# Hands-On Machine Learning with Scikit-Learn, Keras & TensorFlow
## Chapter 10 - Introduction to Artificial Neural Networks with Keras
### Imports

In [None]:
from collections import namedtuple
import concurrent.futures
import hashlib
import io
from pathlib import Path
import time
from typing import Dict, Optional

import cv2
import matplotlib.pyplot as plt
import matplotlib.gridspec as gridspec
import pandas as pd
import plotly.express as px
import plotly.graph_objects as go
import numpy as np
from sklearn.model_selection import train_test_split
import tensorflow as tf
import tensorflow_datasets as tfds
import tensorflow.keras.layers

from tensorflow_2 import utils

In [None]:
tf.__version__

### Configure Notebook

In [None]:
%load_ext tensorboard

### Functions

In [None]:
def get_run_logdir(desc: Optional[str] = None):
    """
    Generate path to new run log directory.
    
    :param desc: run description
    :return: log file path with timestamp and optional description
    """
    return LOG_DIR / time.strftime(f'{desc}-%Y_%m_%d_%H_%M_%S')

### Variables

In [None]:
AUTOTUNE = tf.data.experimental.AUTOTUNE

DATA_DIR = utils.package_dir() / 'data'/ 'ch10'
LOG_DIR = DATA_DIR / 'logs'
TRAIN_DIR = DATA_DIR / 'train'
VAL_DIR = DATA_DIR / 'val'
TEST_DIR = DATA_DIR / 'test'

BATCH_SIZE = 32
DROPOUT_P = 0.45
EPOCHS = 10000
VAL_FREQ = 512 // BATCH_SIZE

best_model = 'best_model.h5'
model_ckpt = 'model_ckpt.h5'

RUN_DIR = get_run_logdir(f'baseline_cnn-batch_{BATCH_SIZE}')
PLOTS_DIR = RUN_DIR / 'plots'
BEST_MODEL = RUN_DIR / best_model
MODEL_CKPT = RUN_DIR / model_ckpt

PREVIOUS_RUN = LOG_DIR / 'baseline_cnn-batch_32-2020_11_26_17_02_23'
PREVIOUS_BEST_MODEL = PREVIOUS_RUN / best_model
PREVIOUS_MODEL_CKPT = PREVIOUS_RUN / model_ckpt

---
## Load Data
[Fashion MNIST Dataset](https://keras.io/api/datasets/fashion_mnist/)

In [None]:
(x_train_full, y_train_full), (x_test, y_test) = (
    tf.keras.datasets.fashion_mnist.load_data()
    )
print(f'Train Shape: {x_train_full.shape}')
print(f'Train Data Type: {x_train_full.dtype}')

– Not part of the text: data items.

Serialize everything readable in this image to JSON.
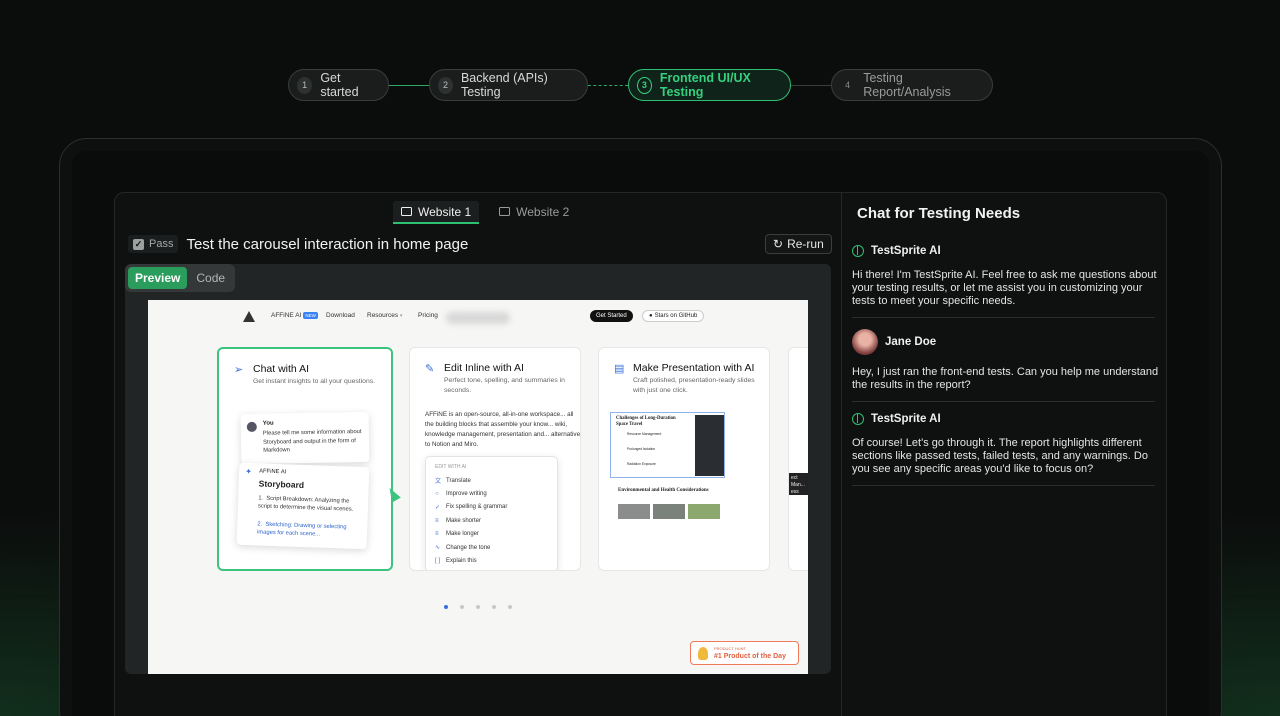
{
  "stepper": {
    "steps": [
      {
        "num": "1",
        "label": "Get started"
      },
      {
        "num": "2",
        "label": "Backend (APIs) Testing"
      },
      {
        "num": "3",
        "label": "Frontend UI/UX Testing"
      },
      {
        "num": "4",
        "label": "Testing Report/Analysis"
      }
    ],
    "active_step": 3
  },
  "tabs": [
    {
      "label": "Website 1"
    },
    {
      "label": "Website 2"
    }
  ],
  "test": {
    "status": "Pass",
    "title": "Test the carousel interaction in home page",
    "rerun_label": "Re-run"
  },
  "view_toggle": {
    "preview": "Preview",
    "code": "Code"
  },
  "site": {
    "nav": {
      "brand": "AFFiNE AI",
      "new_badge": "NEW",
      "download": "Download",
      "resources": "Resources",
      "pricing": "Pricing",
      "get_started": "Get Started",
      "github": "Stars on GitHub"
    },
    "cards": [
      {
        "title": "Chat with AI",
        "sub": "Get instant insights to all your questions."
      },
      {
        "title": "Edit Inline with AI",
        "sub": "Perfect tone, spelling, and summaries in seconds."
      },
      {
        "title": "Make Presentation with AI",
        "sub": "Craft polished, presentation-ready slides with just one click."
      }
    ],
    "chat_card": {
      "you": "You",
      "you_msg": "Please tell me some information about Storyboard and output in the form of Markdown",
      "ai": "AFFiNE AI",
      "ai_title": "Storyboard",
      "item1": "Script Breakdown: Analyzing the script to determine the visual scenes.",
      "item2": "Sketching: Drawing or selecting images for each scene..."
    },
    "edit_card": {
      "text": "AFFiNE is an open-source, all-in-one workspace... all the building blocks that assemble your know... wiki, knowledge management, presentation and... alternative to Notion and Miro.",
      "menu_header": "EDIT WITH AI",
      "menu": [
        "Translate",
        "Improve writing",
        "Fix spelling & grammar",
        "Make shorter",
        "Make longer",
        "Change the tone",
        "Explain this"
      ]
    },
    "pres_card": {
      "slide_title": "Challenges of Long-Duration Space Travel",
      "slide_items": [
        "Resource Management",
        "Prolonged Isolation",
        "Radiation Exposure"
      ],
      "section_title": "Environmental and Health Considerations"
    },
    "peek_text": "ect Man... ess Gro...",
    "carousel": {
      "count": 5,
      "active": 1
    },
    "product_hunt": {
      "small": "PRODUCT HUNT",
      "big": "#1 Product of the Day"
    }
  },
  "chat": {
    "title": "Chat for Testing Needs",
    "messages": [
      {
        "author": "TestSprite AI",
        "text": "Hi there! I'm TestSprite AI. Feel free to ask me questions about your testing results, or let me assist you in customizing your tests to meet your specific needs."
      },
      {
        "author": "Jane Doe",
        "text": "Hey, I just ran the front-end tests. Can you help me understand the results in the report?"
      },
      {
        "author": "TestSprite AI",
        "text": "Of course! Let's go through it. The report highlights different sections like passed tests, failed tests, and any warnings. Do you see any specific areas you'd like to focus on?"
      }
    ]
  },
  "colors": {
    "accent": "#2fbf71",
    "background": "#0b0d0c"
  }
}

### Create Validation Stratified Set

In [None]:
x_train, x_val, y_train, y_val = train_test_split(
    x_train_full,
    y_train_full,
    test_size=0.1,
    random_state=42,
    stratify=y_train_full
    )

### Classes

In [None]:
classes = (
    't-shirt_top',
    'trouser',
    'pullover',
    'dress',
    'coat',
    'sandal',
    'shirt',
    'sneaker',
    'bag',
    'ankle_boot',
    )
CLASSES_IDX = {n: v for n, v in enumerate(classes)}

### Check Distributions

In [None]:
fig = go.Figure()
fig.add_trace(go.Histogram(x=y_train, name='Train'))
fig.add_trace(go.Histogram(x=y_val, name='Validation'))
fig.add_trace(go.Histogram(x=y_test, name='Test'))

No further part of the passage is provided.